Magnetic resonance imaging (MRI) is the best technique to confirm the diagnosis and extent of low-flow vascular malformations. VMs and LMs are hyperintense on fluid-sensitive sequences and do not have fast-flow components on gradient-recalled echo sequences. VMs enhance inhomogeneously, whereas LMs typically show minimal or rim enhancement. Arteriography is not routinely necessary.

Equipment

Low-flow vascular malformations are best treated in an angiography suite with road-mapping capability and anesthesia support.

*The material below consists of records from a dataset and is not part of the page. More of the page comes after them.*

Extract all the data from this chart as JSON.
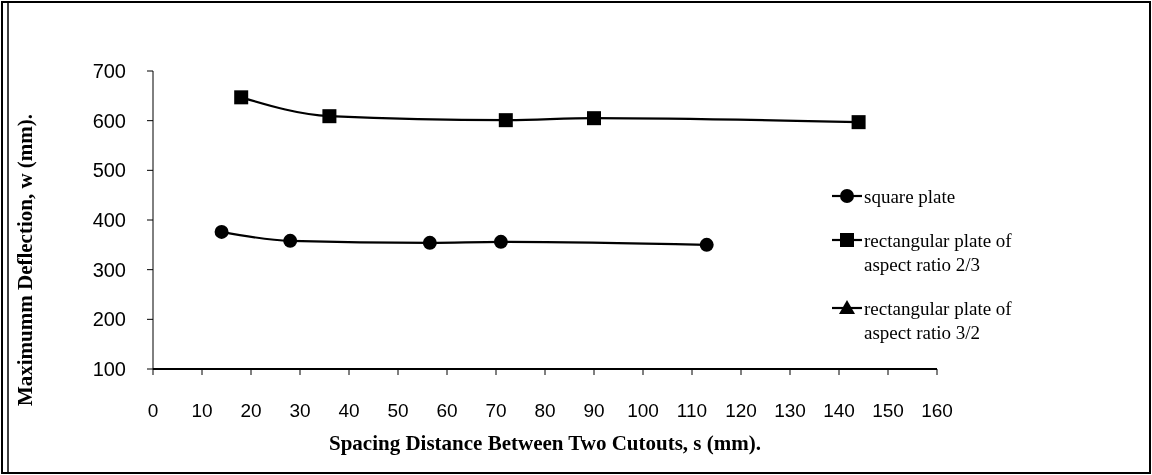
{
  "chart_data": {
    "type": "line",
    "xlabel": "Spacing Distance Between Two Cutouts, s (mm).",
    "ylabel": "Maximumm Deflection, w (mm).",
    "xlim": [
      0,
      160
    ],
    "xticks": [
      0,
      10,
      20,
      30,
      40,
      50,
      60,
      70,
      80,
      90,
      100,
      110,
      120,
      130,
      140,
      150,
      160
    ],
    "ylim": [
      100,
      700
    ],
    "yticks": [
      100,
      200,
      300,
      400,
      500,
      600,
      700
    ],
    "grid": false,
    "legend": "right",
    "line_style": "solid",
    "series": [
      {
        "name": "square plate",
        "color": "#000000",
        "marker": "circle",
        "x": [
          14,
          28,
          56.5,
          71,
          113
        ],
        "values": [
          376,
          358,
          354,
          356,
          350
        ]
      },
      {
        "name": "rectangular plate of aspect ratio 2/3",
        "color": "#000000",
        "marker": "square",
        "x": [
          18,
          36,
          72,
          90,
          144
        ],
        "values": [
          647,
          609,
          601,
          605,
          597
        ]
      },
      {
        "name": "rectangular plate of aspect ratio 3/2",
        "color": "#000000",
        "marker": "triangle"
      }
    ]
  }
}
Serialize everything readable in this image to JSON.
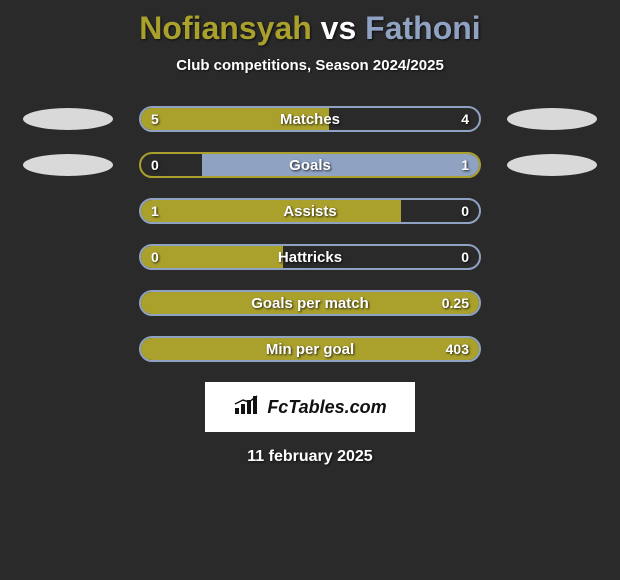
{
  "colors": {
    "player1": "#aaa02c",
    "player2": "#8fa2c2",
    "background": "#2a2a2a",
    "marker_gray": "#d9d9d9",
    "text": "#ffffff"
  },
  "title": {
    "player1": "Nofiansyah",
    "vs": "vs",
    "player2": "Fathoni",
    "p1_color": "#aaa02c",
    "vs_color": "#ffffff",
    "p2_color": "#8fa2c2"
  },
  "subtitle": "Club competitions, Season 2024/2025",
  "stats": [
    {
      "label": "Matches",
      "left_val": "5",
      "right_val": "4",
      "left_pct": 55.5,
      "right_pct": 44.5,
      "border_color": "#8fa2c2",
      "left_fill": "#aaa02c",
      "right_fill": "transparent",
      "show_markers": true,
      "left_marker": "#d9d9d9",
      "right_marker": "#d9d9d9"
    },
    {
      "label": "Goals",
      "left_val": "0",
      "right_val": "1",
      "left_pct": 18,
      "right_pct": 82,
      "border_color": "#aaa02c",
      "left_fill": "transparent",
      "right_fill": "#8fa2c2",
      "show_markers": true,
      "left_marker": "#d9d9d9",
      "right_marker": "#d9d9d9"
    },
    {
      "label": "Assists",
      "left_val": "1",
      "right_val": "0",
      "left_pct": 77,
      "right_pct": 23,
      "border_color": "#8fa2c2",
      "left_fill": "#aaa02c",
      "right_fill": "transparent",
      "show_markers": false
    },
    {
      "label": "Hattricks",
      "left_val": "0",
      "right_val": "0",
      "left_pct": 42,
      "right_pct": 0,
      "border_color": "#8fa2c2",
      "left_fill": "#aaa02c",
      "right_fill": "transparent",
      "show_markers": false
    },
    {
      "label": "Goals per match",
      "left_val": "",
      "right_val": "0.25",
      "left_pct": 100,
      "right_pct": 0,
      "border_color": "#8fa2c2",
      "left_fill": "#aaa02c",
      "right_fill": "transparent",
      "show_markers": false
    },
    {
      "label": "Min per goal",
      "left_val": "",
      "right_val": "403",
      "left_pct": 100,
      "right_pct": 0,
      "border_color": "#8fa2c2",
      "left_fill": "#aaa02c",
      "right_fill": "transparent",
      "show_markers": false
    }
  ],
  "footer": {
    "brand": "FcTables.com",
    "date": "11 february 2025"
  }
}
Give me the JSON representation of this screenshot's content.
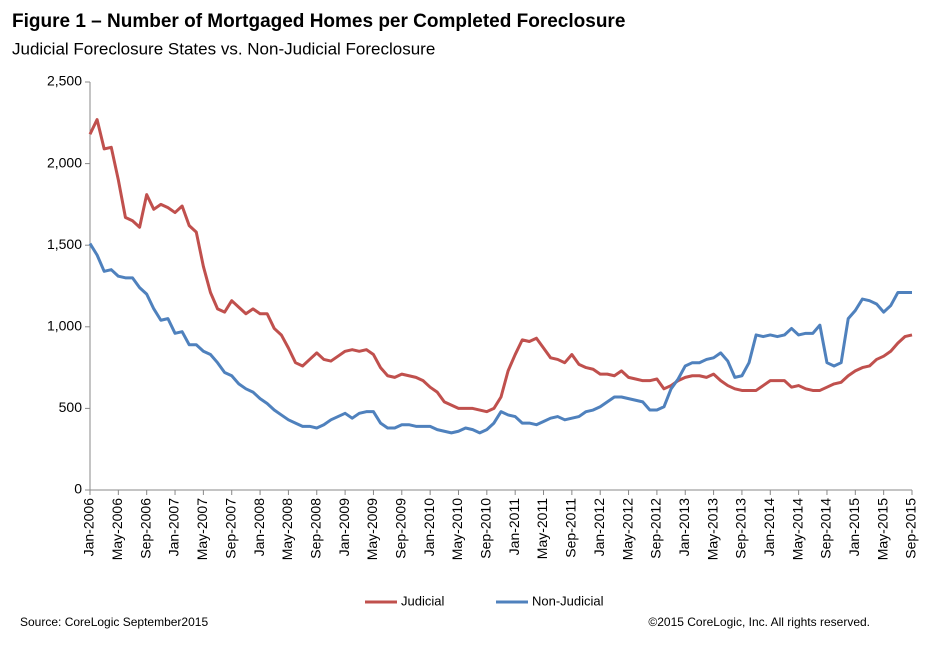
{
  "chart_data": {
    "type": "line",
    "title": "Figure 1 – Number of Mortgaged Homes per Completed Foreclosure",
    "subtitle": "Judicial Foreclosure States vs. Non-Judicial Foreclosure",
    "source": "Source: CoreLogic  September2015",
    "copyright": "©2015 CoreLogic, Inc. All rights reserved.",
    "categories": [
      "Jan-2006",
      null,
      null,
      null,
      "May-2006",
      null,
      null,
      null,
      "Sep-2006",
      null,
      null,
      null,
      "Jan-2007",
      null,
      null,
      null,
      "May-2007",
      null,
      null,
      null,
      "Sep-2007",
      null,
      null,
      null,
      "Jan-2008",
      null,
      null,
      null,
      "May-2008",
      null,
      null,
      null,
      "Sep-2008",
      null,
      null,
      null,
      "Jan-2009",
      null,
      null,
      null,
      "May-2009",
      null,
      null,
      null,
      "Sep-2009",
      null,
      null,
      null,
      "Jan-2010",
      null,
      null,
      null,
      "May-2010",
      null,
      null,
      null,
      "Sep-2010",
      null,
      null,
      null,
      "Jan-2011",
      null,
      null,
      null,
      "May-2011",
      null,
      null,
      null,
      "Sep-2011",
      null,
      null,
      null,
      "Jan-2012",
      null,
      null,
      null,
      "May-2012",
      null,
      null,
      null,
      "Sep-2012",
      null,
      null,
      null,
      "Jan-2013",
      null,
      null,
      null,
      "May-2013",
      null,
      null,
      null,
      "Sep-2013",
      null,
      null,
      null,
      "Jan-2014",
      null,
      null,
      null,
      "May-2014",
      null,
      null,
      null,
      "Sep-2014",
      null,
      null,
      null,
      "Jan-2015",
      null,
      null,
      null,
      "May-2015",
      null,
      null,
      null,
      "Sep-2015"
    ],
    "series": [
      {
        "name": "Judicial",
        "color": "#c0504d",
        "values": [
          2180,
          2270,
          2090,
          2100,
          1900,
          1670,
          1650,
          1610,
          1810,
          1720,
          1750,
          1730,
          1700,
          1740,
          1620,
          1580,
          1370,
          1210,
          1110,
          1090,
          1160,
          1120,
          1080,
          1110,
          1080,
          1080,
          990,
          950,
          870,
          780,
          760,
          800,
          840,
          800,
          790,
          820,
          850,
          860,
          850,
          860,
          830,
          750,
          700,
          690,
          710,
          700,
          690,
          670,
          630,
          600,
          540,
          520,
          500,
          500,
          500,
          490,
          480,
          500,
          570,
          730,
          830,
          920,
          910,
          930,
          870,
          810,
          800,
          780,
          830,
          770,
          750,
          740,
          710,
          710,
          700,
          730,
          690,
          680,
          670,
          670,
          680,
          620,
          640,
          670,
          690,
          700,
          700,
          690,
          710,
          670,
          640,
          620,
          610,
          610,
          610,
          640,
          670,
          670,
          670,
          630,
          640,
          620,
          610,
          610,
          630,
          650,
          660,
          700,
          730,
          750,
          760,
          800,
          820,
          850,
          900,
          940,
          950
        ]
      },
      {
        "name": "Non-Judicial",
        "color": "#4f81bd",
        "values": [
          1510,
          1440,
          1340,
          1350,
          1310,
          1300,
          1300,
          1240,
          1200,
          1110,
          1040,
          1050,
          960,
          970,
          890,
          890,
          850,
          830,
          780,
          720,
          700,
          650,
          620,
          600,
          560,
          530,
          490,
          460,
          430,
          410,
          390,
          390,
          380,
          400,
          430,
          450,
          470,
          440,
          470,
          480,
          480,
          410,
          380,
          380,
          400,
          400,
          390,
          390,
          390,
          370,
          360,
          350,
          360,
          380,
          370,
          350,
          370,
          410,
          480,
          460,
          450,
          410,
          410,
          400,
          420,
          440,
          450,
          430,
          440,
          450,
          480,
          490,
          510,
          540,
          570,
          570,
          560,
          550,
          540,
          490,
          490,
          510,
          620,
          680,
          760,
          780,
          780,
          800,
          810,
          840,
          790,
          690,
          700,
          780,
          950,
          940,
          950,
          940,
          950,
          990,
          950,
          960,
          960,
          1010,
          780,
          760,
          780,
          1050,
          1100,
          1170,
          1160,
          1140,
          1090,
          1130,
          1210,
          1210,
          1210
        ]
      }
    ],
    "ylim": [
      0,
      2500
    ],
    "yticks": [
      0,
      500,
      {
        "value": 1000,
        "label": "1,000"
      },
      {
        "value": 1500,
        "label": "1,500"
      },
      {
        "value": 2000,
        "label": "2,000"
      },
      {
        "value": 2500,
        "label": "2,500"
      }
    ],
    "grid": false,
    "legend": "bottom"
  }
}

Ultrasound equipment with high-frequency probes and sterile probe covers and gel is useful. An automated tourniquet system with sterile cuffs is important for control of flow in some VMs of the limbs. Sclerosants include 95% to 98% ethanol, 3% sodium tetradecyl sulfate (STS), morrhuate sodium, ethanolamine, and bleomycin for VMs, and doxycycline, OK-432, bleomycin, or ethanol for LMs. Ethiodol or Lipiodol can be used to opacify sclerosants with minimal dilution. An agent that combines ethanol and ethyl cellulose for greater viscosity has been developed but is not yet clinically available. Useful needles include angiocatheters, 21-gauge single-wall needles, and 25- and 27-gauge butterfly needles. Plastic connecting tubes and three-way stopcocks are useful for hand-injected imaging. If oily contrast medium is used, plastic stopcocks must be checked for compatibility (see Fig. e17.2 ).